Thursday, January 6, 2011

JOSEPH CAMPBELL


Born in 1904 and raised in White Plains New York, Joseph John Campbell began teaching at Sarah Lawrence University in 1932. He retired in 1972 and was visible through the efforts of journalist Bill Moyers. Joseph Campbell died in 1987.

Campbell was inspired by the work of modern writers James Joyce and Thomas Mann. Anthropologist Leo Frobenius was important to Campbell’s view of cultural history. A German explorer, archeologist, and one of the originators of the culture-historical approach to ethnology. Ethnology, now a major division of anthropology, deals with the study of culture in all of its aspects and that uses the methods, concepts, and data of archaeology, folklore, and linguistics in its descriptions and analyses of the diverse peoples of the world.

Campbell often indicated that the single most important book in his intellectual development was Oswald Spengler’s “The Decline of the West,” first published in 1918. Spengler’s premise depends upon the fact that Western culture is doomed and was already in the throws of decline. Spengler, like Frobenius, based his belief on the decline of all ancient cultures that have gone before us. "Is there logic of history?” Asks Spengler. “Is there, beyond all the casual and incalculable elements of the separate elements of the separate events, something that we may call a metaphysical structure of historic humanity, something that is essentially independent of the outward forms - social, spiritual and political - which we see so clearly? Are not these actualities indeed secondary or derived from that something? Does world-history present to the seeing eye certain grand traits, again and again, with sufficient constancy to justify certain conclusions? And if so, what are the limits to which reasoning from such premises may be pushed?" (From, "The Decline of the West.")


Devoting his academic career to demonstrating the importance of myth and its relationship to the human psyche, Campbell takes both Frobenius and Spengler’s theories a step further. Campbell's conception of myth is closely related to the methods employed by Carl Jung’s interpretation of dreams, which is heavily reliant on symbolic interpretation.

Symbolic interpretation became Campbell’s means to prove that all cultures have produced common elemental themes: Heroes, villains and even gods. Campbell believed that these themes arise from a common source. The world’s great religions, according to Campbell arise from folklore, allegories and local tribal religions. He attributes these parallels to a collective conscious shared by all humankind.

We have a deep psychological need for these elemental themes in society. The Bible’s Old Testament gives us Moses and the Ten Commandments, and laws that society must follow or be forsaken. Many elemental themes in societies have also served to entertain.


George Lucas had already written two drafts of “Star Wars,” when he rediscovered Joseph Campbell's “The Hero With a Thousand Faces,” in 1975 (having read it years before in college). This blueprint for "The Hero's Journey" according to Lucas, gave him the focus he needed to draw his sprawling imaginary universe into a single story.

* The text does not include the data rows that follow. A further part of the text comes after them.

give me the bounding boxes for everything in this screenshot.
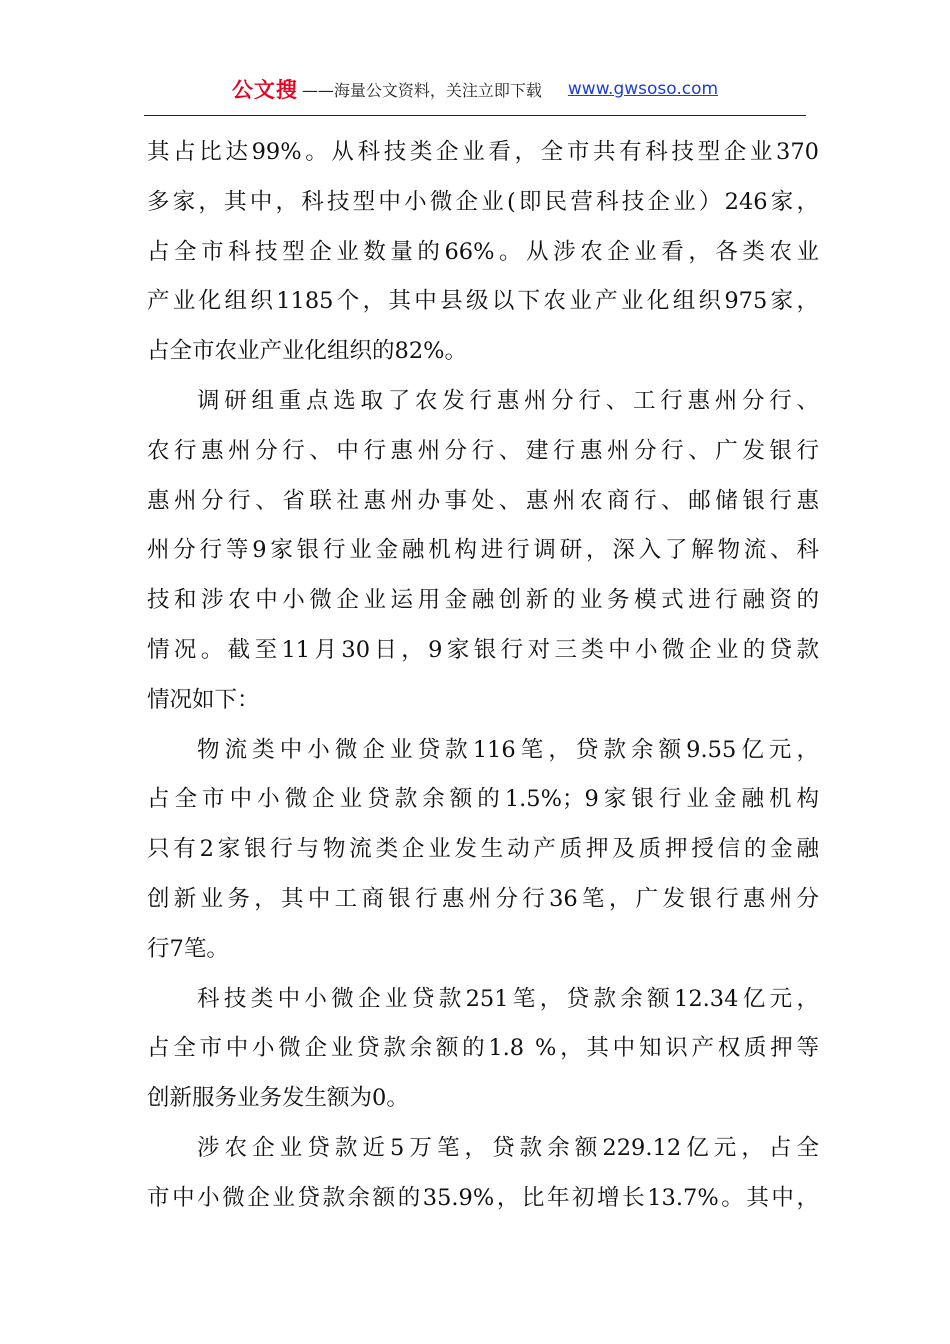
- website-link[interactable]: www.gwsoso.com: [567, 79, 719, 99]
- text-line: 农行惠州分行、中行惠州分行、建行惠州分行、广发银行: [147, 437, 819, 464]
- text-line: 创新服务业务发生额为0。: [147, 1085, 409, 1112]
- text-line: 其占比达99%。从科技类企业看，全市共有科技型企业370: [147, 139, 819, 165]
- text-line: 调研组重点选取了农发行惠州分行、工行惠州分行、: [197, 387, 819, 414]
- text-line: 占全市中小微企业贷款余额的1.8 %，其中知识产权质押等: [147, 1035, 819, 1062]
- text-line: 惠州分行、省联社惠州办事处、惠州农商行、邮储银行惠: [147, 487, 819, 514]
- text-line: 产业化组织1185个，其中县级以下农业产业化组织975家，: [147, 288, 819, 315]
- document-body: [147, 128, 819, 1224]
- text-line: 创新业务，其中工商银行惠州分行36笔，广发银行惠州分: [147, 885, 819, 912]
- text-line: 市中小微企业贷款余额的35.9%，比年初增长13.7%。其中，: [147, 1184, 819, 1211]
- text-line: 情况如下：: [147, 686, 260, 713]
- text-line: 州分行等9家银行业金融机构进行调研，深入了解物流、科: [147, 537, 819, 564]
- text-line: 占全市农业产业化组织的82%。: [147, 338, 468, 365]
- text-line: 行7笔。: [147, 935, 229, 962]
- page-header: [144, 72, 806, 106]
- text-line: 占全市中小微企业贷款余额的1.5%；9家银行业金融机构: [147, 786, 819, 813]
- text-line: 物流类中小微企业贷款116笔，贷款余额9.55亿元，: [197, 736, 819, 763]
- text-line: 占全市科技型企业数量的66%。从涉农企业看，各类农业: [147, 238, 819, 265]
- text-line: 情况。截至11月30日，9家银行对三类中小微企业的贷款: [147, 636, 819, 663]
- text-line: 多家，其中，科技型中小微企业(即民营科技企业）246家，: [147, 188, 819, 215]
- brand-logo: 公文搜: [231, 78, 298, 102]
- text-line: 科技类中小微企业贷款251笔，贷款余额12.34亿元，: [197, 985, 819, 1012]
- text-line: 涉农企业贷款近5万笔，贷款余额229.12亿元，占全: [197, 1134, 819, 1161]
- header-tagline: ——海量公文资料，关注立即下载: [301, 80, 542, 100]
- header-divider: [144, 115, 806, 116]
- text-line: 技和涉农中小微企业运用金融创新的业务模式进行融资的: [147, 587, 819, 614]
- text-line: 只有2家银行与物流类企业发生动产质押及质押授信的金融: [147, 836, 819, 863]
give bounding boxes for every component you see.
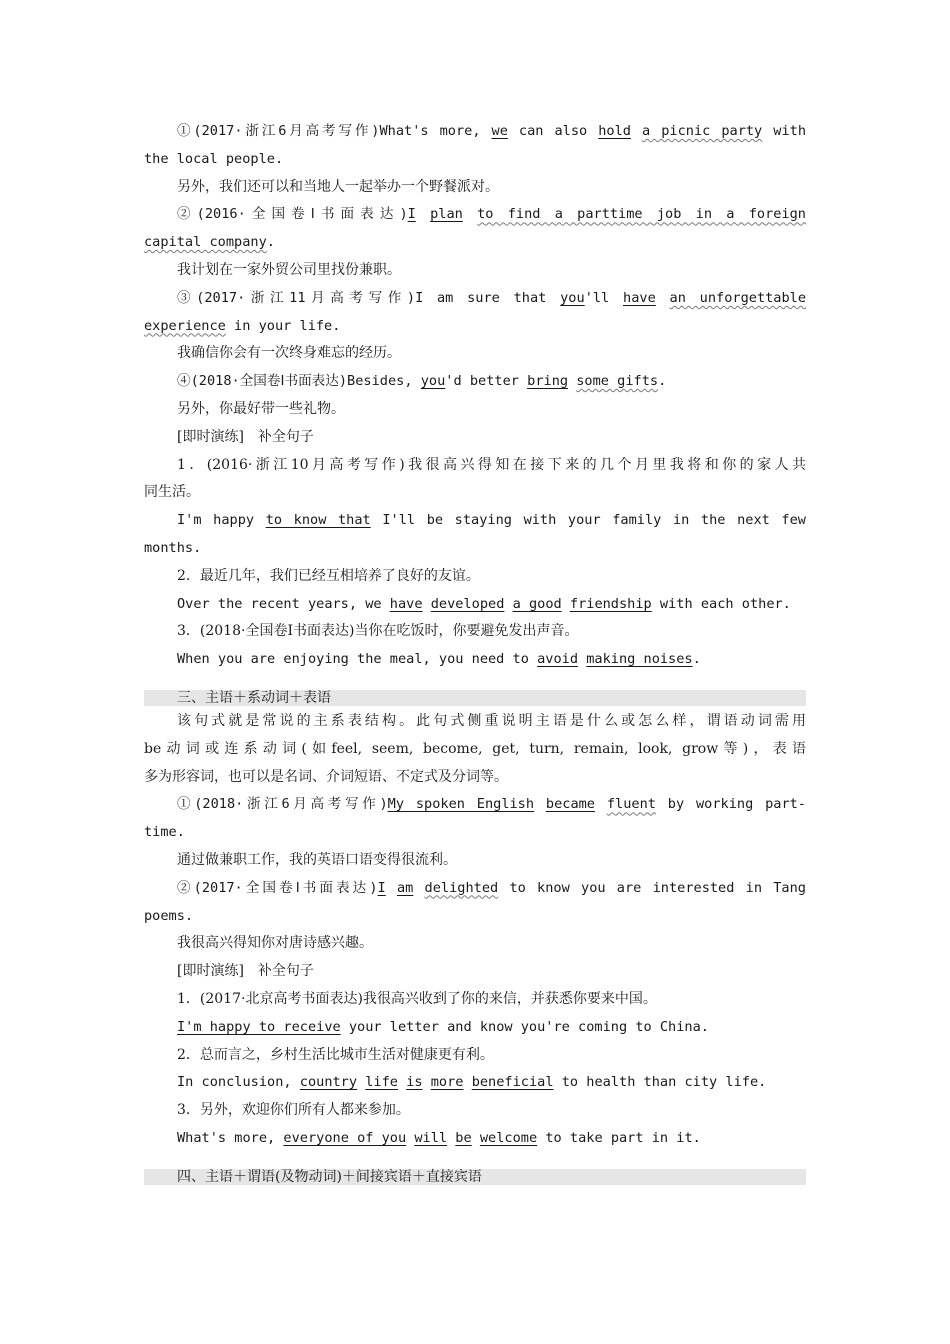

In myths, characters often embody more than one archetype. The mentor, for instance, can have their own heroic arc, as can their own mentor. Just as Obi-Wan originally learned about the force from Yoda (according to the original trilogy), Joseph Campbell studied mythology under Heinrich Zimmer, an Indologist (anthropologist who specializes in India). In particular, Zimmer described the concept of Prana, which translates literally into "breath" and means "the all-pervading vital energy of the universe" (Buddhists brought the concept of Prana to China, where it is called Ch'i and later to Japan, where it is called Ki). This idea may have influenced Lucas' idea of The Force. Lucas, Campbell’s most famous devotee, hosted interviews with Bill Moyers at his Skywalker Ranch in California before Campbell’s death.

Campbell has also inspired other members of the film industry. Christopher Vogler, a story executive first with Disney and then 20th Century Fox, drafted “compendiums” of Campbell’s work. “The Writer’s Journey: Mythic Structure for Storytellers and Screenwriters” and “The Writer's Journey: Mythic Structure For Writers.” Vogler’s “The Writer’s Journey,” has become the basis for a number of successful Hollywood films.

With Campbell’s identification of such elements in popular film: Hero, mentor, mentor’s mentor, near-death experience, shape shifters (is Han Solo really a nice guy?), temptation and redemption, hopefully audiences will reach the same conclusion as Campbell. That is: “Artists are magical helpers. Evoking symbols and motifs that connect us to our deeper selves, they can help us along the heroic journey of our own lives.”